‘Not substantially European’: the Chinese Anzacs who fought for Australia in first world war had to fight racism first
- The author’s great-uncle, Fred Goon, was among some 250 Chinese-Australians who fought in World War 1, defying a ban on non-white recruits
- Goon, who was gassed on the Western Front, was rejected eight times before he successfully enlisted – and he may have walked 700km (435 miles) to do so

The first world war was raging in Europe, and Australian greengrocer Fred Goon, son of Louey Fong Goon and Elizabeth Johnson, wanted to fight. Desperately.
But to do so he would have to defy a Defence Act that banned men “not substantially of European origin or descent”. Australia was in the grip of the White Australia Policy, used for decades to exclude Chinese immigrants; the recruitment rules reflected similarly racist intent.
Eight times Goon tried to sign up, and eight times he was rejected.
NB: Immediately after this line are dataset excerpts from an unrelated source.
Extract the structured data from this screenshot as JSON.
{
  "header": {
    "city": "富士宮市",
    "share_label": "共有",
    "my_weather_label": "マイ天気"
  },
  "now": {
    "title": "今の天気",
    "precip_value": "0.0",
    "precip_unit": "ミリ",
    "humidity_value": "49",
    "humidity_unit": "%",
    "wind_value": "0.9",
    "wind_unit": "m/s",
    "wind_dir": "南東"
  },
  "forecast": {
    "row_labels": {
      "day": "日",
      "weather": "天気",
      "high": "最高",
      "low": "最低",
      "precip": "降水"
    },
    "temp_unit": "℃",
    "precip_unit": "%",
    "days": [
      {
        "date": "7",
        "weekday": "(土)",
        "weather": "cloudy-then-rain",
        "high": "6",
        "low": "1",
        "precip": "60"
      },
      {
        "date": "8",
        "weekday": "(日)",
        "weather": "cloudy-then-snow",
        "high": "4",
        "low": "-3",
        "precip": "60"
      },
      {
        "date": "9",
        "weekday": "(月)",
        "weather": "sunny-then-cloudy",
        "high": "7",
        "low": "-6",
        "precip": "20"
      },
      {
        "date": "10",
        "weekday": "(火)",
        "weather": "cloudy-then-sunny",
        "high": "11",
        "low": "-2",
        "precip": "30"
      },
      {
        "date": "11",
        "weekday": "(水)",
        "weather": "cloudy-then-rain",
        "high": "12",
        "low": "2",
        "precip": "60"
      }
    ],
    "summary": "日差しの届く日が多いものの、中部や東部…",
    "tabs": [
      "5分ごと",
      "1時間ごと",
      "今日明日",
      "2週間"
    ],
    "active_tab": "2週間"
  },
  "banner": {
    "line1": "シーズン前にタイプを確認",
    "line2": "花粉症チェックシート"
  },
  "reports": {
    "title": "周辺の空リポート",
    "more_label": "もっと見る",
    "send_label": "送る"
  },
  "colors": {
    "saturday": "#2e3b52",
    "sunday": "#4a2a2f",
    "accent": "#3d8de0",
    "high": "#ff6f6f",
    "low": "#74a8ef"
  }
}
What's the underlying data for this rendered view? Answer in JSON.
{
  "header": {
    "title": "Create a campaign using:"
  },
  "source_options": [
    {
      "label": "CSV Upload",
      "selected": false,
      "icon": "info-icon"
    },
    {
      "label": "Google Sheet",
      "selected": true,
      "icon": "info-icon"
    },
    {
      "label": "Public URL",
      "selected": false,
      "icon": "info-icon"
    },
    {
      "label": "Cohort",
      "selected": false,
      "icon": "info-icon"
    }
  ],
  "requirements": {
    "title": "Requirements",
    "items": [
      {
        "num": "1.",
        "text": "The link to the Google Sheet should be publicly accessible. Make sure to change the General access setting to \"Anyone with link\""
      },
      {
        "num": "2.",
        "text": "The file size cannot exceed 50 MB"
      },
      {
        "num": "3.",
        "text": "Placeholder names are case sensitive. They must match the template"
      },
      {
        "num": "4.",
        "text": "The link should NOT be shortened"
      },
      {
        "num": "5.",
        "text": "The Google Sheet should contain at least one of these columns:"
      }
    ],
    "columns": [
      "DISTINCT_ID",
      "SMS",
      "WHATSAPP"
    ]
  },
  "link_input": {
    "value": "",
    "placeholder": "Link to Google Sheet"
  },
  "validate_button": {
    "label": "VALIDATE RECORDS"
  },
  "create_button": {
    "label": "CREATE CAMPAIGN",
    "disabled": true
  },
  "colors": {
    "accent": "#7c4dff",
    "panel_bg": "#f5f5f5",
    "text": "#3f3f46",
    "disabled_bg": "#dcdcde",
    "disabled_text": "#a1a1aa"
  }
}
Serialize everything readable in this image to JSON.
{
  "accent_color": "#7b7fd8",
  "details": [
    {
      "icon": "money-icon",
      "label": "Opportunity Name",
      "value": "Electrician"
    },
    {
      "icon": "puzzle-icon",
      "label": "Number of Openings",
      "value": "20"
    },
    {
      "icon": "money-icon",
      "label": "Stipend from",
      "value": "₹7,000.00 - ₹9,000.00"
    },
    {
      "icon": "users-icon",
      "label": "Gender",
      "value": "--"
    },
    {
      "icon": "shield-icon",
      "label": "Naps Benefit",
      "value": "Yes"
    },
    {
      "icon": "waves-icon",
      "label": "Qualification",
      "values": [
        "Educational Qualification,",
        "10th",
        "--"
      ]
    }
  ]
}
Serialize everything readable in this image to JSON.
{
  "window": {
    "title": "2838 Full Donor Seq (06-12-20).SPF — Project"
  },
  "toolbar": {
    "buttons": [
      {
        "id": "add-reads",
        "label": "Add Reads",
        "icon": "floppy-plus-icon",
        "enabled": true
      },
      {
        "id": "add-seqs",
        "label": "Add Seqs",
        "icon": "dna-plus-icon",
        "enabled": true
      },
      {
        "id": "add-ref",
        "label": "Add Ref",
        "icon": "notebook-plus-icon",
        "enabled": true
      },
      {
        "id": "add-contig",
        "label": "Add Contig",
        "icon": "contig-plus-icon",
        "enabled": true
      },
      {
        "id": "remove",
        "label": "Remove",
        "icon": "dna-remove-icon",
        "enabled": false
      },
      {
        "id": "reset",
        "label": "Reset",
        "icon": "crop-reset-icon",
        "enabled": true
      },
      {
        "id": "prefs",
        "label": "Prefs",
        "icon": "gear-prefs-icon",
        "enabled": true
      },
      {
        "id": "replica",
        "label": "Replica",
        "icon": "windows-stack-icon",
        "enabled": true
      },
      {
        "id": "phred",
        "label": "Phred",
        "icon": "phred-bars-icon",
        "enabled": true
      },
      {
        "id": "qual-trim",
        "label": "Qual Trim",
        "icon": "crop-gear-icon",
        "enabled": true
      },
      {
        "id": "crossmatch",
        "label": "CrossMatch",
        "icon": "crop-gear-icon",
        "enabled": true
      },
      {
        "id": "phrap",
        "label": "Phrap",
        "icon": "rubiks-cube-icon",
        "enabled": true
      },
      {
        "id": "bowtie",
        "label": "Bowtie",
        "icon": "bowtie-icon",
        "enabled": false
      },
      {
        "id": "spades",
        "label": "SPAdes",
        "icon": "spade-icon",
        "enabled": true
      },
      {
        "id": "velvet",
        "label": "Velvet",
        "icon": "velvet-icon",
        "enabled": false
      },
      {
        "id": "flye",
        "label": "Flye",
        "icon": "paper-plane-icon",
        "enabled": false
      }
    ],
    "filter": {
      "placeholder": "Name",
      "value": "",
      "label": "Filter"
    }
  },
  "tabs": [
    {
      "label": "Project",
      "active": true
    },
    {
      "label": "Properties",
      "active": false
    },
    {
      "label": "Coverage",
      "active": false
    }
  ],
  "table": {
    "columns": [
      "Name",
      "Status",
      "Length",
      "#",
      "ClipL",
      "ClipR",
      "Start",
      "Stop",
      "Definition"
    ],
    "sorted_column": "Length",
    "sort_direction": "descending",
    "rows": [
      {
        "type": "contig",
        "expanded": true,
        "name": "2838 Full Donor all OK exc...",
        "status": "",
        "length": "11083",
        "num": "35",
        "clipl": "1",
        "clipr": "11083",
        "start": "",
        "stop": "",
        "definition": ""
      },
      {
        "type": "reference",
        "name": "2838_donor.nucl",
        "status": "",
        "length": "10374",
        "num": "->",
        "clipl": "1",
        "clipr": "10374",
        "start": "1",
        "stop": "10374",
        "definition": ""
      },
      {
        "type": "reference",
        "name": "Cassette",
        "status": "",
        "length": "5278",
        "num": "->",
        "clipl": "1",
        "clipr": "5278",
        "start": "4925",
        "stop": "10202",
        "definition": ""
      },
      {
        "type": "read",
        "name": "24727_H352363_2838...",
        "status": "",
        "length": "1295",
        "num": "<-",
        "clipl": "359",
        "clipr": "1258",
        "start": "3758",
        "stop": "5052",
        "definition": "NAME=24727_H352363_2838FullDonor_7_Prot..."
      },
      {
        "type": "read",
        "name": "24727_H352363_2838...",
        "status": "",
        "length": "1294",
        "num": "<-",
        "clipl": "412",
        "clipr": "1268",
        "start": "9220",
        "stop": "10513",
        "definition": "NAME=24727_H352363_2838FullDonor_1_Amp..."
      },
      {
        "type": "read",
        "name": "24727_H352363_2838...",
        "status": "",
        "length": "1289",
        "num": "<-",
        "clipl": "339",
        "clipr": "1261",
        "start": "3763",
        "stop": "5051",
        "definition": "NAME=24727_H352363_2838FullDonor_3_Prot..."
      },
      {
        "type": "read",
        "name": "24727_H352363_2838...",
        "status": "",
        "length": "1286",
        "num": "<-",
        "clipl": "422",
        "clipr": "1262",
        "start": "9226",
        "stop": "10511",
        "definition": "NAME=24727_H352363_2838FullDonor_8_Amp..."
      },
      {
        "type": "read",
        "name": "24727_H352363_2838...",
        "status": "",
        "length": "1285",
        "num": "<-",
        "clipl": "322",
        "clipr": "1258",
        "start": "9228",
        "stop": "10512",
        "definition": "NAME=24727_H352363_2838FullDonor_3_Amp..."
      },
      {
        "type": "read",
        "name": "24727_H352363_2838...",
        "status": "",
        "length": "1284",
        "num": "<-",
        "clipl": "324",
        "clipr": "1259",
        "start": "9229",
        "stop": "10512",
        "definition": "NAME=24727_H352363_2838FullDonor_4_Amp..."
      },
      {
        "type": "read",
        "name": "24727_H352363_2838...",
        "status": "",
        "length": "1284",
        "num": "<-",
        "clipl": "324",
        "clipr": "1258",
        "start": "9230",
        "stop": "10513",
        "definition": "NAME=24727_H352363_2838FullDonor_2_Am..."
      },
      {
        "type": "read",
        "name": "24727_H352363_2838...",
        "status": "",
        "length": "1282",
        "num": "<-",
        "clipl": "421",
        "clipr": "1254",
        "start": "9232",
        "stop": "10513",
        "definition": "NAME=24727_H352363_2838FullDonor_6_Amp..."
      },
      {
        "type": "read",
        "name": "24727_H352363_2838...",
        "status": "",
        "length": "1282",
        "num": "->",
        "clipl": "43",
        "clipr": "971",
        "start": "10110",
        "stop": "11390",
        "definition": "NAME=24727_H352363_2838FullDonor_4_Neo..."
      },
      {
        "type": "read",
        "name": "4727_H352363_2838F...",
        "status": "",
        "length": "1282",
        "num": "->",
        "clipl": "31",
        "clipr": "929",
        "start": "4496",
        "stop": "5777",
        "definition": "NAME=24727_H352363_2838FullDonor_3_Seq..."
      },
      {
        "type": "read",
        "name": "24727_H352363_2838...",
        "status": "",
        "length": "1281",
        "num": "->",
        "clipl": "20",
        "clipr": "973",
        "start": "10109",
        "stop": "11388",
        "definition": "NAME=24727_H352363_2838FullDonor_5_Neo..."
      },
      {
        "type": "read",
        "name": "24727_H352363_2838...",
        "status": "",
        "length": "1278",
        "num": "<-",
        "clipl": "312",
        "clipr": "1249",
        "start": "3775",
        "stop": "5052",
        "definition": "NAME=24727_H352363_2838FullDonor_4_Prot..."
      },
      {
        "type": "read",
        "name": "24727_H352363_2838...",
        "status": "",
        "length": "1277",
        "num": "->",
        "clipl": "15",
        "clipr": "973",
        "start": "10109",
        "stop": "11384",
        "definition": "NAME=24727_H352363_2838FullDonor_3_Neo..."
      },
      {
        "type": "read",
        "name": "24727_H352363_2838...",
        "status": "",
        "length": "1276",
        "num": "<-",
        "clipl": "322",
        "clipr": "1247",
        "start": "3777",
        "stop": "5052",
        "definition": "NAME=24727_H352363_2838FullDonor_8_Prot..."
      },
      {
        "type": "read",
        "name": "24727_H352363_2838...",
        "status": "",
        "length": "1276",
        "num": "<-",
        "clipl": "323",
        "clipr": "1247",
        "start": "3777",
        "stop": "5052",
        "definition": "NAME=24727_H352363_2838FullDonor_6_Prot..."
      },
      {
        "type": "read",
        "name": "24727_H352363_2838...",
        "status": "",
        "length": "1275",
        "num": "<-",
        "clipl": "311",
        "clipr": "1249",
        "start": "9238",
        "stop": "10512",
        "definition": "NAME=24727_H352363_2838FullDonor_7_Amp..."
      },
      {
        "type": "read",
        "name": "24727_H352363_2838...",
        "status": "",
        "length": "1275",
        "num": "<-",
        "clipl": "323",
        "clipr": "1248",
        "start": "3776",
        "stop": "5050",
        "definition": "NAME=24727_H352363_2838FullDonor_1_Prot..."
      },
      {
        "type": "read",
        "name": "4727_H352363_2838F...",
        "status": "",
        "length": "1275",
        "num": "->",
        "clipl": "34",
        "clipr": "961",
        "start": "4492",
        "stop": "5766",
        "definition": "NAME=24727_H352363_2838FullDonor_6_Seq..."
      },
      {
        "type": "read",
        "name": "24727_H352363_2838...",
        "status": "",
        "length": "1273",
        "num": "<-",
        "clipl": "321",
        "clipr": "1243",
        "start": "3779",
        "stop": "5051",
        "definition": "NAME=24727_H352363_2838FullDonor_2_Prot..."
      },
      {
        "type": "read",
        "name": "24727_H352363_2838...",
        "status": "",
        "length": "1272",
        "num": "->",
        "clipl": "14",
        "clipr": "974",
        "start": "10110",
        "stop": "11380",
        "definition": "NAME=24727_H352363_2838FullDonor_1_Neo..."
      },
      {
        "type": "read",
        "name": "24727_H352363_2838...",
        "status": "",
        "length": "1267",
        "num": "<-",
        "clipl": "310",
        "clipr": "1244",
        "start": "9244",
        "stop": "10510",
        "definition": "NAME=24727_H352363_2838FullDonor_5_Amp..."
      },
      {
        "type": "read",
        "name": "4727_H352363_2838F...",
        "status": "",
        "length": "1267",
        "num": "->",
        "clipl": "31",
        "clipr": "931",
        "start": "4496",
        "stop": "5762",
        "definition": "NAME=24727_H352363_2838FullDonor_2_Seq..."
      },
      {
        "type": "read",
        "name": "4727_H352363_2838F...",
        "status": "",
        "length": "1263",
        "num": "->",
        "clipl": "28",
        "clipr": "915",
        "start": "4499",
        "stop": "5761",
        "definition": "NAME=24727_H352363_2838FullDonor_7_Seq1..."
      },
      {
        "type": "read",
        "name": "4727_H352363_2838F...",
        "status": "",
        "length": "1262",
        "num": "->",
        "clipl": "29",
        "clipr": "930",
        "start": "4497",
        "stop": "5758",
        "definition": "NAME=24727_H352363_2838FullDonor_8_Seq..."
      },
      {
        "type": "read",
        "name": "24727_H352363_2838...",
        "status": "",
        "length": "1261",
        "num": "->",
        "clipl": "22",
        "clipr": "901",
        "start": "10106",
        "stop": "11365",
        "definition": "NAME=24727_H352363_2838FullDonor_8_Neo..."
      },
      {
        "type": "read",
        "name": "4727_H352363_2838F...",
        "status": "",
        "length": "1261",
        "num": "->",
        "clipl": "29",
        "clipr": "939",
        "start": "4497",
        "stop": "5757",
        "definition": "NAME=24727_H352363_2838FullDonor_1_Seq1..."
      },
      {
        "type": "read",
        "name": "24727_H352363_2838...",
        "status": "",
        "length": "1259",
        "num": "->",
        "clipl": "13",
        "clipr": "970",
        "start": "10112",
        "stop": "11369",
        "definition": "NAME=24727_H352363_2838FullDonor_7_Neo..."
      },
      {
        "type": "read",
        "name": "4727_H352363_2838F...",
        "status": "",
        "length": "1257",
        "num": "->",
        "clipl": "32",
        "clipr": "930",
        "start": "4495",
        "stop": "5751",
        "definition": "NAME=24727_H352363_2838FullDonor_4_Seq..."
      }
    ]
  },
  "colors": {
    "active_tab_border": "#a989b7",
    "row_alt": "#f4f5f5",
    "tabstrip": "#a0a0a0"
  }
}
But on his ninth try, on January 12, 1917, he succeeded. The medical officer noted the 23-year-old recruit’s dark complexion and hair, but not his Chinese heritage.
A little over a year later, Goon was gulping down German drift gas in the trenches of the Western Front, and he was hospitalised for months. He returned to the Belgian front in time to take part in the last battle of the war involving Australian troops.
The persistence of Goon, my great-uncle, may be some kind of record.

“Multiple rejections, I’ve come across,” said Emily Cheah Ah-Qune, who curated an exhibition and research project on the Chinese Anzacs (the acronym for the Australian and New Zealand Amy Corps) for the Chinese Museum of Melbourne.